The sheets were damp beneath him. For a terrifying moment, he didn't know where he was.

The scream of the phone booth still echoed in his ears. The feeling of drowning was visceral.

Am I in the warehouse? Am I in the booth?

Then, the sound of the fan rattling brought him back.

Koreatown. New York. The garage.

He slumped forward, putting his head between his knees, trying to force his diaphragm to work. He rocked back and forth, the pain in his chest slowly subsiding from a sharp stab to a dull, heavy ache.

It wasn't a heart attack.
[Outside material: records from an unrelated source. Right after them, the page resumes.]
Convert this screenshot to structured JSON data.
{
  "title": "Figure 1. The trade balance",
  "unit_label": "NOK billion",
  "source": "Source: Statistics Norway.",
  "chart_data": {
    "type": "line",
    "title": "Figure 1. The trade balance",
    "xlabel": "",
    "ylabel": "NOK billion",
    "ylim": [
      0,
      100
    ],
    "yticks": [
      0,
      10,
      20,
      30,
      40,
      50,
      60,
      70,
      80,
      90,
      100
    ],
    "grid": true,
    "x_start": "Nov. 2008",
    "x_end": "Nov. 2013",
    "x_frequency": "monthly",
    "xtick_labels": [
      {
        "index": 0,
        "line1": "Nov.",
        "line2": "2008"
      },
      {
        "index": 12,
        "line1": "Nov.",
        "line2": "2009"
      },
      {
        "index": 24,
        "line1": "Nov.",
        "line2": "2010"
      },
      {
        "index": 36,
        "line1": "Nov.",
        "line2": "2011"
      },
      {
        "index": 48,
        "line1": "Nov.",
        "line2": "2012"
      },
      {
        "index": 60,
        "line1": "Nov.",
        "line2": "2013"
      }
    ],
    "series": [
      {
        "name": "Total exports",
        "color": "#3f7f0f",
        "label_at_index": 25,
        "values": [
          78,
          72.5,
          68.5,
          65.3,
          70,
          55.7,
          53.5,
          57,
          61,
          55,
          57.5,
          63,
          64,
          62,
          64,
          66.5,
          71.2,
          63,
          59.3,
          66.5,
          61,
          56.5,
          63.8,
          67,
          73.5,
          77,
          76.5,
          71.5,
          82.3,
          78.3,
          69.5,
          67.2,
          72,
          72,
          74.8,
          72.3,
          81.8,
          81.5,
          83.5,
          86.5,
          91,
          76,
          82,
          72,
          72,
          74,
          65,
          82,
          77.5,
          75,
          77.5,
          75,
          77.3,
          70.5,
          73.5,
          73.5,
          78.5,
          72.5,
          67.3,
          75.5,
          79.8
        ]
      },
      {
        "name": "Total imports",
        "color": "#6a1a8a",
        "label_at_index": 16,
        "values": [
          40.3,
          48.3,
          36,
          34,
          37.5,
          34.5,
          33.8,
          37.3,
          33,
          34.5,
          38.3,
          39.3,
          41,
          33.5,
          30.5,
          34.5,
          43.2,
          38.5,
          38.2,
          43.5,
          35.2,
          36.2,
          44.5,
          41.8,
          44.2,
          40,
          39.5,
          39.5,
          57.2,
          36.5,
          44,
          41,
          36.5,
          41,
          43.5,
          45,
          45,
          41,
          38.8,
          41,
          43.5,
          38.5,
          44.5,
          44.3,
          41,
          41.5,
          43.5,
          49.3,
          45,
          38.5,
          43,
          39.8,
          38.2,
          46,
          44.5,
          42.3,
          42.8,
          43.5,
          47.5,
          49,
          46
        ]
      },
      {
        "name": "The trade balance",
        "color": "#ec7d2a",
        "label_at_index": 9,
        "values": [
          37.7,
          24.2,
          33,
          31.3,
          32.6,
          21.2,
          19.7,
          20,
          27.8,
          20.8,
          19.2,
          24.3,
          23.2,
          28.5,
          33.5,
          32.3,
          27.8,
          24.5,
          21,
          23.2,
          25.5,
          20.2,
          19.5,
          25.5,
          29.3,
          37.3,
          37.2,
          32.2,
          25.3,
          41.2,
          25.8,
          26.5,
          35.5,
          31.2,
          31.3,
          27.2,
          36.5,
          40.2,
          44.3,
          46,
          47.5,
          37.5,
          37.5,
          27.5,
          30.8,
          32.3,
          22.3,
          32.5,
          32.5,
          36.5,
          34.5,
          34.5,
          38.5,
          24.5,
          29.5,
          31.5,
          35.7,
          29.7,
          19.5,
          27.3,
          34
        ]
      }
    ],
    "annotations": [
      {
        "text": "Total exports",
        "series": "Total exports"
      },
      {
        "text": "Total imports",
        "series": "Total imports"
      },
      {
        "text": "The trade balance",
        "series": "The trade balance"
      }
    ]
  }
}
He knew what it was. It was the physical manifestation of the nightmare. It was panic. It was grief. He brought his hands up to his face. His cheeks were wet. He was crying. Silent, hot tears that mixed with the cold sweat.

"Damnit," he whispered, his voice cracking.

He wiped his face aggressively, angry at himself. Five years. It had been five years. He had paid the debt. He had moved continents. He had rebuilt his life from the ground up.

Why wouldn't the past stay dead?

He looked around the dark room, his eyes adjusting to the gloom. The shadows in the corners looked like ghosts.

He thought of the lie he told Liam. I cheated on her. Her name was Anna.

It was such a convenient story. It made him the villain, yes, but a villain with agency. A villain who made a choice to chase pleasure.

The truth—the nightmare truth—was so much more pathetic. He hadn't chosen anything. He had just collapsed under the weight of expectation. He had been crushed by the pressure to be the diamond, and when he cracked, he hid the pieces so Emi wouldn't cut herself on them.

He lay back down, staring up at the invisible ceiling. His heart was still hammering a frantic rhythm against his ribs.

I miss you, his soul screamed into the silence. I miss you so much it hurts my physical body.

He squeezed his eyes shut again, but he was afraid to sleep. He was afraid to see her face again—not the happy face on the back of the bike, but the face through the glass of the drowning booth.

He turned onto his side, pulling his knees to his chest in the fetal position, shivering in the damp sheets.

Outside, the muffled sounds of New York City filtered in—a siren wailing in the distance, the rumble of a subway train deep underground.

Ran Coetzee, the former King, the current mechanic, lay in the dark at the back of a garage, wishing he could fix his life as easily as he could fix an engine.

But there were no replacement parts for the past. There was only the long, suffocating night, and the hope that when the sun rose, the pain in his chest would dull enough for him to stand up and pretend, for one more day, that he was okay.